Alors que Madagascar fait face aux conséquences dévastatrices des cyclones Fytia et Gezani, le Programme alimentaire mondial alerte sur un manque critique de financements, à hauteur de 18 millions de dollars, limitant fortement sa capacité d’intervention auprès des populations sinistrées.
Madagascar a décrété l’état de catastrophe nationale après le passage du cyclone Gezani, survenu le 10 février près de Toamasina, deuxième ville du pays. Cette nouvelle tempête est intervenue seulement dix jours après le cyclone Fytia, qui avait frappé la région de Boeny, au nord-ouest de l’île.

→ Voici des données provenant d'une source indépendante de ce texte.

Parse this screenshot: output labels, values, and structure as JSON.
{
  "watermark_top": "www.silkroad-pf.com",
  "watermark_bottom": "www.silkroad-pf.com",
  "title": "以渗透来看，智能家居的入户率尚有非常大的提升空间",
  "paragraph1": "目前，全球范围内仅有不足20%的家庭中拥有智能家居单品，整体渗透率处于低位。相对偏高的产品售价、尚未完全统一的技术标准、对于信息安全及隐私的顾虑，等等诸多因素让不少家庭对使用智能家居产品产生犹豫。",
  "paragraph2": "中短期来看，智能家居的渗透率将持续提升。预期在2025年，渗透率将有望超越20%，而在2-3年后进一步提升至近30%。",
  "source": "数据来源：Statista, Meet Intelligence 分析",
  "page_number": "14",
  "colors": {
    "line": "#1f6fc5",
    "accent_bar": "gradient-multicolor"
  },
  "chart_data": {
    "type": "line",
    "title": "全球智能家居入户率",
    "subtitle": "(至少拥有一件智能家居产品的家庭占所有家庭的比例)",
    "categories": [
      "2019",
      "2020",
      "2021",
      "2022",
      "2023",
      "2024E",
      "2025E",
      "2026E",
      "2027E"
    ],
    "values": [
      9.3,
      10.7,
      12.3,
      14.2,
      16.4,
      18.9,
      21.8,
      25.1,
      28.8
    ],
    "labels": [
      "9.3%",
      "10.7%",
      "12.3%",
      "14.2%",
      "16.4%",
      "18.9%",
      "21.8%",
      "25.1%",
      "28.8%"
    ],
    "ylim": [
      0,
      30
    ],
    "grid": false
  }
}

Selon le Programme alimentaire mondial (PAM), les besoins humanitaires sont immenses, mais les ressources financières font défaut. L’agence onusienne indique que sa capacité d’intervention est « fortement limitée » en raison de la baisse des financements et de l’absence de stocks alimentaires au-delà d’une première réponse d’urgence. Aucun financement supplémentaire n’est actuellement disponible pour faire face aux conséquences du cyclone Gezani.

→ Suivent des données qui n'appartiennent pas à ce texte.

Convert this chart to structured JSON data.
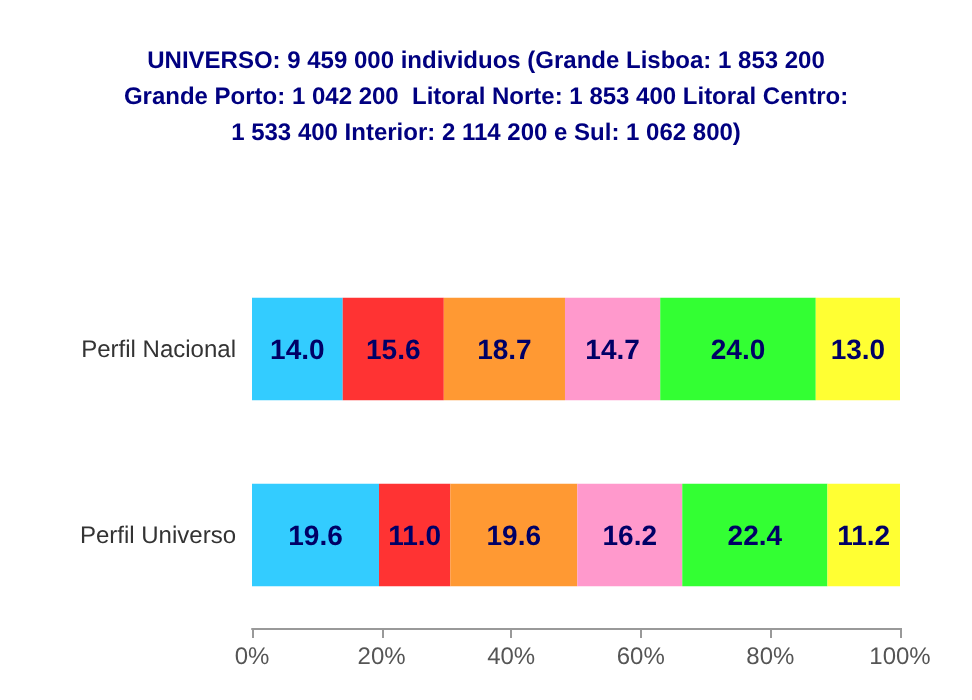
{
  "chart_data": {
    "type": "bar",
    "orientation": "horizontal",
    "stacked": true,
    "title": "UNIVERSO: 9 459 000 individuos (Grande Lisboa: 1 853 200\nGrande Porto: 1 042 200  Litoral Norte: 1 853 400 Litoral Centro:\n1 533 400 Interior: 2 114 200 e Sul: 1 062 800)",
    "categories": [
      "Perfil Nacional",
      "Perfil Universo"
    ],
    "series": [
      {
        "color": "#33ccff",
        "values": [
          14.0,
          19.6
        ],
        "value_labels": [
          "14.0",
          "19.6"
        ]
      },
      {
        "color": "#ff3333",
        "values": [
          15.6,
          11.0
        ],
        "value_labels": [
          "15.6",
          "11.0"
        ]
      },
      {
        "color": "#ff9933",
        "values": [
          18.7,
          19.6
        ],
        "value_labels": [
          "18.7",
          "19.6"
        ]
      },
      {
        "color": "#ff99cc",
        "values": [
          14.7,
          16.2
        ],
        "value_labels": [
          "14.7",
          "16.2"
        ]
      },
      {
        "color": "#33ff33",
        "values": [
          24.0,
          22.4
        ],
        "value_labels": [
          "24.0",
          "22.4"
        ]
      },
      {
        "color": "#ffff33",
        "values": [
          13.0,
          11.2
        ],
        "value_labels": [
          "13.0",
          "11.2"
        ]
      }
    ],
    "xlim": [
      0,
      100
    ],
    "xticks": [
      {
        "value": 0,
        "label": "0%"
      },
      {
        "value": 20,
        "label": "20%"
      },
      {
        "value": 40,
        "label": "40%"
      },
      {
        "value": 60,
        "label": "60%"
      },
      {
        "value": 80,
        "label": "80%"
      },
      {
        "value": 100,
        "label": "100%"
      }
    ]
  }
}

Le PAM a besoin en urgence de 50 000 dollars pour prépositionner une vingtaine de tonnes de biscuits enrichis en prévision d’éventuelles nouvelles tempêtes. Plus largement, l’agence fait face à un déficit de 18,3 millions de dollars pour ses opérations d’urgence dans les six prochains mois.
En raison de ce manque de ressources, l’aide prévue durant la période de soudure a été réduite à seulement 10 % des bénéficiaires initialement ciblés, laissant plus d’un demi-million de personnes sans assistance à un moment critique.
Les autorités estiment que plus de 260 000 personnes ont été affectées par le cyclone Gezani et plus de 200 000 par Fytia. Au total, près de 80 000 personnes sont toujours hébergées dans 75 centres d’accueil, tandis que d’autres déplacés vivent chez des proches ou dans des sites informels. Une analyse du PAM évalue à plus de 400 000 le nombre de personnes nécessitant une aide alimentaire après le passage des deux cyclones.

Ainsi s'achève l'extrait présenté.